Je veux dire 1 125 $, si mon tarif net est de 1 000 $. Pourquoi me donnerait-on une commission de 1 200 $ ou, en l'occurrence, de 1 208 $? Je ne comprends pas.

[19]          En fait, il est à noter que, dans les opérations tarif net, le pourcentage de commission indiqué dans le rapport BSP est bien supérieur aux 8 à 10 p. 100 de commission dont convenaient les agences de voyages et les compagnies aériennes pour des ventes de billets tarif régulier. Dans les opérations dont parlaient les parties, le pourcentage représente environ 50 p. 100 du tarif de base, voire un peu plus. M. Saab a fait remarquer qu'il serait commercialement tout à fait insensé qu'une compagnie aérienne paie plus en commission que ce qu'elle reçoit de l'appelante comme contrepartie pour un billet tarif net.
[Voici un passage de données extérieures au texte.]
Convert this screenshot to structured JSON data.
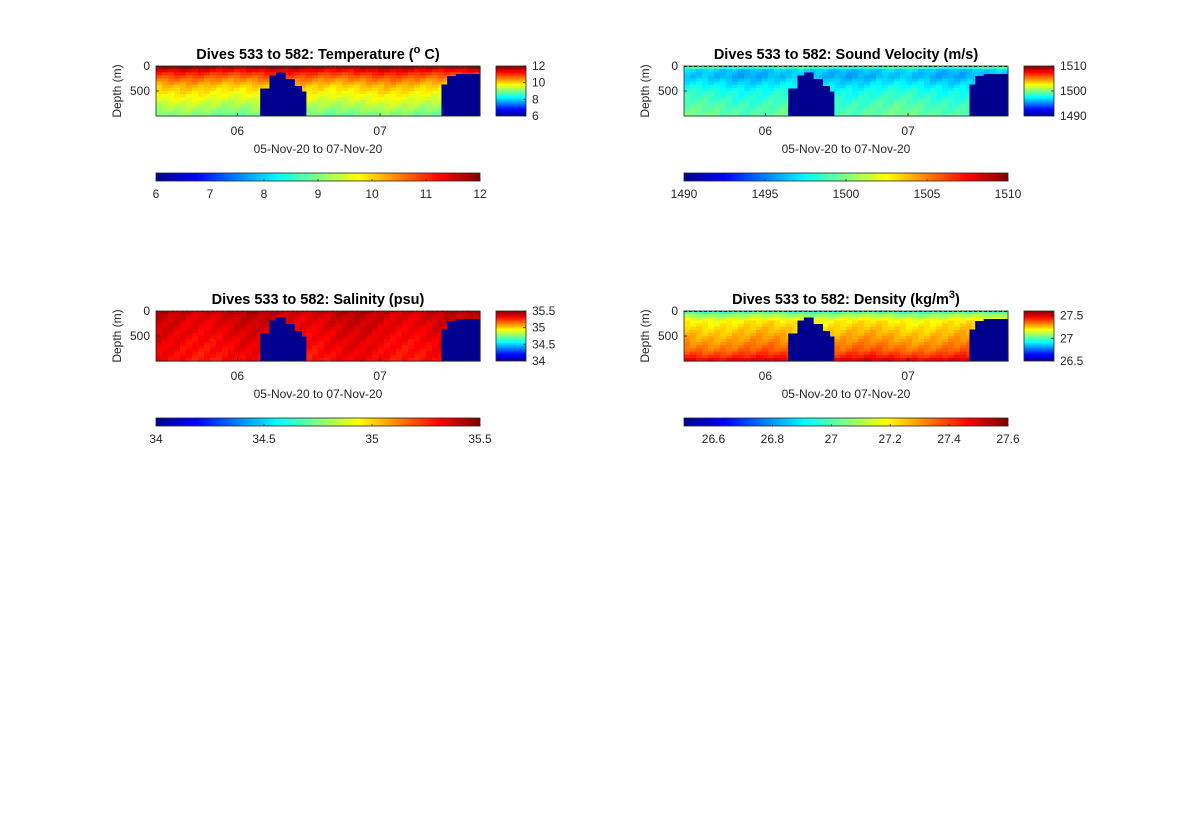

[20]          Pour aider à mieux comprendre la situation, je reproduis un tableau basé sur un rapport BSP (pièce A-6) indiquant deux ventes tarif net — soit dans un cas une opération sur carte de crédit (de sorte que c'était la compagnie aérienne qui devait de l'argent à l'agence de voyages) et dans l'autre cas une opération au comptant (de sorte que c'était l'agence de voyages qui devait de l'argent à la compagnie aérienne) — ainsi qu'une vente tarif régulier.

Plein tarif

Tarif de base*

Taxes de transport appli-cables

%

de commission

Commission

TPS sur la commission

Versements

nets

1. 2 405,25 $

2 333,00 $

72,75 $

51,78 %

1 208,00 $

84,56 $

1 112,69 $

2. 1 949,63 $

1 897,00 $

52,63 $

49,92 %

947,00 $

66,29 $

1 013,29 $-

3. 469,41 $

395,10 $

74,31 $

8 %

   31,61 $

2,21 $

   33,82 $-

* le tarif de base est le plein tarif diminué des taxes de transport applicables.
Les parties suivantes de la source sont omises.